Translate

3 Ağustos 2009 Pazartesi

Ördeğe benzer, tüyleri kiremit renginde bir yaban kuşu...

Angut (evcilleştirilebilen bir dalıcı ördek türü),
Meke, Kirik,

Angut kuşları 58-70 cm boyunda olup, 110-135 cm kanat genişliğine sahiptir. Kuzeybatı Afrika ve Etiyopya'da türün oluşturduğu küçük yerleşik topluluklar bulunsa da, türün gerçek yerleşim bölgesi güneydoğu Avrupa'dan Orta Asya'da güneydoğu Çin'e kadar olan bölgelerdir. Kuşlar çoğunlukla kışları geçirmek üzere güney Asya'ya göç ederler.

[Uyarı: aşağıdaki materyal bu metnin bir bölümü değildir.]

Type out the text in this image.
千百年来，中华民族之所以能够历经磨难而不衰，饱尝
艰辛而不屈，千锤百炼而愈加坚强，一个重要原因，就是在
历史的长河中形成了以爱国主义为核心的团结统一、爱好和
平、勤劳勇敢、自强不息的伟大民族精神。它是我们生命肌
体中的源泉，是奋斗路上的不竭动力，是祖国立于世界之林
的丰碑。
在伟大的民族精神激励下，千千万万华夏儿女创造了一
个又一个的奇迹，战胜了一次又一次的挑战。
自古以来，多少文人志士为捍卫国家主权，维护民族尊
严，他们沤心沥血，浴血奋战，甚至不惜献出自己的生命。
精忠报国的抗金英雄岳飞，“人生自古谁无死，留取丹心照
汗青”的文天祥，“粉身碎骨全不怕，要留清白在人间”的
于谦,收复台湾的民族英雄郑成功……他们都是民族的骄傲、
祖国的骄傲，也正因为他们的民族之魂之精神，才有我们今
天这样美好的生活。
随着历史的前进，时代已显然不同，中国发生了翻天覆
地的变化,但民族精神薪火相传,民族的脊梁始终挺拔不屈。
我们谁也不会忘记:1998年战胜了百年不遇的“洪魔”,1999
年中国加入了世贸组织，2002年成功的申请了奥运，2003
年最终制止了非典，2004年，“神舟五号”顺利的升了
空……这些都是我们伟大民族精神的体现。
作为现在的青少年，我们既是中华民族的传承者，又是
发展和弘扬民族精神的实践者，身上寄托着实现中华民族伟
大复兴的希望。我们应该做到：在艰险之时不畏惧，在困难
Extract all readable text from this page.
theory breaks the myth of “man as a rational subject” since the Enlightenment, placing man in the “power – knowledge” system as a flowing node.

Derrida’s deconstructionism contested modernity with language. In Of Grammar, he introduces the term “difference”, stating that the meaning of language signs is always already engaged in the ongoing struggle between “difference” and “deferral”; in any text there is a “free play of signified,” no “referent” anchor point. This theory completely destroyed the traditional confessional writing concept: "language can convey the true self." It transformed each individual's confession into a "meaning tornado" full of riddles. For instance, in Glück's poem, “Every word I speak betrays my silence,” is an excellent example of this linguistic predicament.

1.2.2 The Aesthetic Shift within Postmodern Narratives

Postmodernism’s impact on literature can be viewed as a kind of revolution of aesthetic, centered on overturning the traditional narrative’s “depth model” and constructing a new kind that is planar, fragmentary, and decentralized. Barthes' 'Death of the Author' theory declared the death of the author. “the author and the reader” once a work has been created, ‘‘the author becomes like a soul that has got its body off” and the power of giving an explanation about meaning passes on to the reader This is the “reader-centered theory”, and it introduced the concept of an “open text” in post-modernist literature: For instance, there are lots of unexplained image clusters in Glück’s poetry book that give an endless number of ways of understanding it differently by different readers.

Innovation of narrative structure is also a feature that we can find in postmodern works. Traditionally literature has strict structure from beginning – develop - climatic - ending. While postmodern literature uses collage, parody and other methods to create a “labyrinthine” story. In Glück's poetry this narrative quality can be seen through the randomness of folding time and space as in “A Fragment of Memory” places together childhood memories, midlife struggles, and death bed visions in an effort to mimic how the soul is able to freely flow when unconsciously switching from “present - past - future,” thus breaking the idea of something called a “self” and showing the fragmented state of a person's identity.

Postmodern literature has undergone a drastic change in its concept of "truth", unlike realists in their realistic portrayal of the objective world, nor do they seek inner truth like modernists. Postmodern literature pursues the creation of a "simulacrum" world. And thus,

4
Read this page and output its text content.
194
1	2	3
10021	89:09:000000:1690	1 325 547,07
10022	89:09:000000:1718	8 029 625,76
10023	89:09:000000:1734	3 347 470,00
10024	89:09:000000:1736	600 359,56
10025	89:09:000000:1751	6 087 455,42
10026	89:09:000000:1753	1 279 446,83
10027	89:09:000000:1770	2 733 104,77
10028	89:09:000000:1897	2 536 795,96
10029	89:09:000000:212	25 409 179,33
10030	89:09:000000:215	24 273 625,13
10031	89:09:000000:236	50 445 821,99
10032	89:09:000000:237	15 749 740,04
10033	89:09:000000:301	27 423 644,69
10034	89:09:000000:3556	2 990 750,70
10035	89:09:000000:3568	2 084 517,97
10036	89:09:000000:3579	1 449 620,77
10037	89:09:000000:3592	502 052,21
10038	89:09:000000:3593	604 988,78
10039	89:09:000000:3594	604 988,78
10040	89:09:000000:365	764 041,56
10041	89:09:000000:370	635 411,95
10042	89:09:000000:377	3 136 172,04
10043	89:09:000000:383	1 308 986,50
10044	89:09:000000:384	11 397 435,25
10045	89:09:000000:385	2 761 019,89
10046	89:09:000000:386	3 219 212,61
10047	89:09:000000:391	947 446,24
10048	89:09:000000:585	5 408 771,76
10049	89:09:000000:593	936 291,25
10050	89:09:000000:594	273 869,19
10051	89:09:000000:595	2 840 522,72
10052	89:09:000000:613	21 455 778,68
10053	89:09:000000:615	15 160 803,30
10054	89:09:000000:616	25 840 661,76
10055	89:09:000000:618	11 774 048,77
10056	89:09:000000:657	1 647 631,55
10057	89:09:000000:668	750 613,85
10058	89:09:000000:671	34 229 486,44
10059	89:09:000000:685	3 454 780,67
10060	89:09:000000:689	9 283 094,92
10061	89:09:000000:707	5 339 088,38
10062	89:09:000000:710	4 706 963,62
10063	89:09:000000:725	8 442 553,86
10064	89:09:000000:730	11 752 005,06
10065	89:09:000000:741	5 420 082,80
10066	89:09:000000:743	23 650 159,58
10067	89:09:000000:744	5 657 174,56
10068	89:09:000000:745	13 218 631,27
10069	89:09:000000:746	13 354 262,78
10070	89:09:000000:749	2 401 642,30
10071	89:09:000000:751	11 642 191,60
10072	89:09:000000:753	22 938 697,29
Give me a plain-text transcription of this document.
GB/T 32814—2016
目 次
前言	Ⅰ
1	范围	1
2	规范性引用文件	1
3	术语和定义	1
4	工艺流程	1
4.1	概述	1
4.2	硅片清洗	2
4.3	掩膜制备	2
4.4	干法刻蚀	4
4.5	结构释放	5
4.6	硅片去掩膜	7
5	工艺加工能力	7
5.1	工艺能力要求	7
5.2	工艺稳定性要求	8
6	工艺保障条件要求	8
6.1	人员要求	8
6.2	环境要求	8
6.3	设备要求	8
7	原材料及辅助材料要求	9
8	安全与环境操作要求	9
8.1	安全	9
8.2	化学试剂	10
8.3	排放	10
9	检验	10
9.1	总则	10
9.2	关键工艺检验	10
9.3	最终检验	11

Bu kuş türü iniş yaparken rüzgarı arkasına alarak indiği için sağlıklı bir iniş yapamayarak yuvarlanır. Bu özelliğinden teşbih yapılarak argoda da kullanılır. Suna ile birlikte Tadorna cinsinde yer alır. Eşi ölen angut kuşlarının, başka bir eş ile bağlantı kurmayıp ölen eşinin arkasından yas tuttuğu söylenir. Tibet ve Moğolistan'da ve Slav mitolojisinde kutsal kabul edilmektedir.
Beyşehir’in kıyı köylerinin birinde yaşlı bir balıkçı varmış. Yaşlı balıkçı, bir gün avcıların yaraladığı bir angut kuşuna rastlamış. Bakmış ki, kuşcağız ağır yaralı ve ölecek; onu yakalayarak yarasını sarmış ve iyileştirmiş. O günden sonra balıkçı ile angut kuşu dost olmuşlar. Öylesine dost olmuşlar ki, Balıkçı gölde avlanırken kuş gelip balıkçının omzuna konarmış. Soğuk ve fırtınalı bir kış günü Balıkçı yine ava çıkmış. Ancak dalgalar bir süre sonra öylesine azmış ki, köhne kayığı parçalanıp batmış. Balıkçı yüzerek kendini bir adaya zor atmış. Bir süre sonra kar da yağmaya başlamış. Yaşlı Balıkçı, sığındığı Taş kovuğunda, ıslak elbiseleri ile neredeyse donacakmış. O sırada dostu olan angut kuşunun yanındaki bir ağacın dalında tüneyerek, acılı gözlerle kendine baktığını ve cıvıldadığını görmüş. İhtiyar kuşa balıkçılardan yardım getirmesini söylemiş. Bunun üzerine kuş, yardım getirmek üzere uçup gitmiş. Diğer balıkçılar, kıyıda bir avcı kulübesinde oturmuşlar, yaktıkları ateşte ısınıp, sohbet ediyorlarmış. Uçarak içeri giren kuş önce çırpına çırpına dolanmış ve sonra yanan ateşli bir dal parçasını gagasına alarak uçup gitmiş. Aldığı ateşi götürüp yaşlı balıkçının önünde bırakmış. Balıkçı hemen tutuşturduğu dal parçaları ile ısınıp donmaktan kurtulmuş. Ölümden dönen balıkçı dua etmiş. Demiş ki; “ Her kim angut kuşuna tüfek atarsa tüfeği parçalansın.” Duası kabul olası imiş. Bu yüzden avcılar, angut kuşuna tüfek atamazlar, atarlarsa tüfeklerinin parçalanmasından korkarlarmış.

Başka bir efsaneye göre; Angut, kaynanasının geçimsizliğine dayanamayıp kuş olan gelindir.